Sebelum ditangkap, Taufik sempat menjadi buronan polisi atas dugaan penyekapan dan penyiksaan. Korban diketahui disekap di sebuah kamar kos di Desa Cinunuk, Kecamatan Cileunyi. Beruntung, keluarga korban berhasil menemukannya dan melaporkan kejadian ini ke pihak berwajib, yang kemudian memicu pencarian terhadap Taufik.
Kepala Bidang Humas Polda Jawa Barat, Kombes Hendra Rochmawan, mengonfirmasi penangkapan Taufik di daerah Majalaya. Ia mengungkapkan bahwa tersangka kerap berpindah-pindah tempat persembunyian dalam hitungan jam, meskipun masih berada di sekitar Bandung Raya. "Dia berpindah-pindah per jam, namun masih seputaran Bandung Raya," jelas Hendra. Namun, ia belum bisa memberikan keterangan lebih rinci karena proses pemeriksaan masih berlangsung secara intensif.
Informasi lebih lengkap mengenai kasus ini dijadwalkan akan disampaikan dalam konferensi pers di Markas Polda Jawa Barat, Bandung, pada Rabu (24/6) siang. Publik pun menanti pengungkapan detail motif dan rangkaian peristiwa yang menyebabkan YTR harus menderita selama bertahun-tahun.

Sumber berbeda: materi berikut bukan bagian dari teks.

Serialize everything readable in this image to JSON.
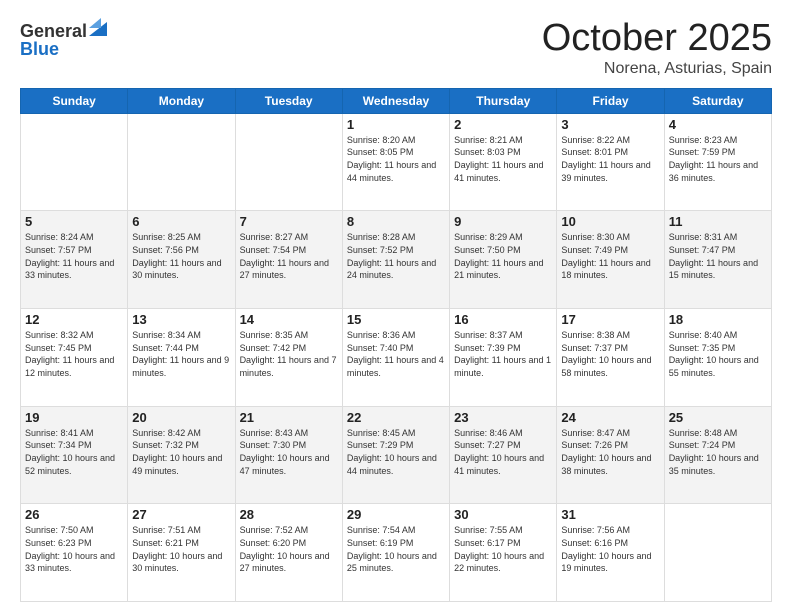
{
  "logo": {
    "general": "General",
    "blue": "Blue"
  },
  "title": "October 2025",
  "location": "Norena, Asturias, Spain",
  "days_header": [
    "Sunday",
    "Monday",
    "Tuesday",
    "Wednesday",
    "Thursday",
    "Friday",
    "Saturday"
  ],
  "weeks": [
    [
      {
        "day": "",
        "info": ""
      },
      {
        "day": "",
        "info": ""
      },
      {
        "day": "",
        "info": ""
      },
      {
        "day": "1",
        "info": "Sunrise: 8:20 AM\nSunset: 8:05 PM\nDaylight: 11 hours and 44 minutes."
      },
      {
        "day": "2",
        "info": "Sunrise: 8:21 AM\nSunset: 8:03 PM\nDaylight: 11 hours and 41 minutes."
      },
      {
        "day": "3",
        "info": "Sunrise: 8:22 AM\nSunset: 8:01 PM\nDaylight: 11 hours and 39 minutes."
      },
      {
        "day": "4",
        "info": "Sunrise: 8:23 AM\nSunset: 7:59 PM\nDaylight: 11 hours and 36 minutes."
      }
    ],
    [
      {
        "day": "5",
        "info": "Sunrise: 8:24 AM\nSunset: 7:57 PM\nDaylight: 11 hours and 33 minutes."
      },
      {
        "day": "6",
        "info": "Sunrise: 8:25 AM\nSunset: 7:56 PM\nDaylight: 11 hours and 30 minutes."
      },
      {
        "day": "7",
        "info": "Sunrise: 8:27 AM\nSunset: 7:54 PM\nDaylight: 11 hours and 27 minutes."
      },
      {
        "day": "8",
        "info": "Sunrise: 8:28 AM\nSunset: 7:52 PM\nDaylight: 11 hours and 24 minutes."
      },
      {
        "day": "9",
        "info": "Sunrise: 8:29 AM\nSunset: 7:50 PM\nDaylight: 11 hours and 21 minutes."
      },
      {
        "day": "10",
        "info": "Sunrise: 8:30 AM\nSunset: 7:49 PM\nDaylight: 11 hours and 18 minutes."
      },
      {
        "day": "11",
        "info": "Sunrise: 8:31 AM\nSunset: 7:47 PM\nDaylight: 11 hours and 15 minutes."
      }
    ],
    [
      {
        "day": "12",
        "info": "Sunrise: 8:32 AM\nSunset: 7:45 PM\nDaylight: 11 hours and 12 minutes."
      },
      {
        "day": "13",
        "info": "Sunrise: 8:34 AM\nSunset: 7:44 PM\nDaylight: 11 hours and 9 minutes."
      },
      {
        "day": "14",
        "info": "Sunrise: 8:35 AM\nSunset: 7:42 PM\nDaylight: 11 hours and 7 minutes."
      },
      {
        "day": "15",
        "info": "Sunrise: 8:36 AM\nSunset: 7:40 PM\nDaylight: 11 hours and 4 minutes."
      },
      {
        "day": "16",
        "info": "Sunrise: 8:37 AM\nSunset: 7:39 PM\nDaylight: 11 hours and 1 minute."
      },
      {
        "day": "17",
        "info": "Sunrise: 8:38 AM\nSunset: 7:37 PM\nDaylight: 10 hours and 58 minutes."
      },
      {
        "day": "18",
        "info": "Sunrise: 8:40 AM\nSunset: 7:35 PM\nDaylight: 10 hours and 55 minutes."
      }
    ],
    [
      {
        "day": "19",
        "info": "Sunrise: 8:41 AM\nSunset: 7:34 PM\nDaylight: 10 hours and 52 minutes."
      },
      {
        "day": "20",
        "info": "Sunrise: 8:42 AM\nSunset: 7:32 PM\nDaylight: 10 hours and 49 minutes."
      },
      {
        "day": "21",
        "info": "Sunrise: 8:43 AM\nSunset: 7:30 PM\nDaylight: 10 hours and 47 minutes."
      },
      {
        "day": "22",
        "info": "Sunrise: 8:45 AM\nSunset: 7:29 PM\nDaylight: 10 hours and 44 minutes."
      },
      {
        "day": "23",
        "info": "Sunrise: 8:46 AM\nSunset: 7:27 PM\nDaylight: 10 hours and 41 minutes."
      },
      {
        "day": "24",
        "info": "Sunrise: 8:47 AM\nSunset: 7:26 PM\nDaylight: 10 hours and 38 minutes."
      },
      {
        "day": "25",
        "info": "Sunrise: 8:48 AM\nSunset: 7:24 PM\nDaylight: 10 hours and 35 minutes."
      }
    ],
    [
      {
        "day": "26",
        "info": "Sunrise: 7:50 AM\nSunset: 6:23 PM\nDaylight: 10 hours and 33 minutes."
      },
      {
        "day": "27",
        "info": "Sunrise: 7:51 AM\nSunset: 6:21 PM\nDaylight: 10 hours and 30 minutes."
      },
      {
        "day": "28",
        "info": "Sunrise: 7:52 AM\nSunset: 6:20 PM\nDaylight: 10 hours and 27 minutes."
      },
      {
        "day": "29",
        "info": "Sunrise: 7:54 AM\nSunset: 6:19 PM\nDaylight: 10 hours and 25 minutes."
      },
      {
        "day": "30",
        "info": "Sunrise: 7:55 AM\nSunset: 6:17 PM\nDaylight: 10 hours and 22 minutes."
      },
      {
        "day": "31",
        "info": "Sunrise: 7:56 AM\nSunset: 6:16 PM\nDaylight: 10 hours and 19 minutes."
      },
      {
        "day": "",
        "info": ""
      }
    ]
  ]
}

Kasus ini kembali menyoroti pentingnya perlindungan terhadap perempuan dari kekerasan dalam hubungan personal. Di Indonesia, kekerasan dalam pacaran masih menjadi isu yang kerap terabaikan, meskipun dampaknya tak kalah serius dengan kekerasan dalam rumah tangga. Pemerintah daerah dan aparat penegak hukum diharapkan dapat memberikan efek jera yang nyata, serta memperkuat sistem perlindungan bagi korban.
Ke depan, pertanyaan besar yang mengemuka adalah seberapa berat hukuman yang akan dijatuhkan kepada Taufik, dan apakah kasus ini akan mendorong perubahan kebijakan dalam penanganan kekerasan berbasis gender di Indonesia.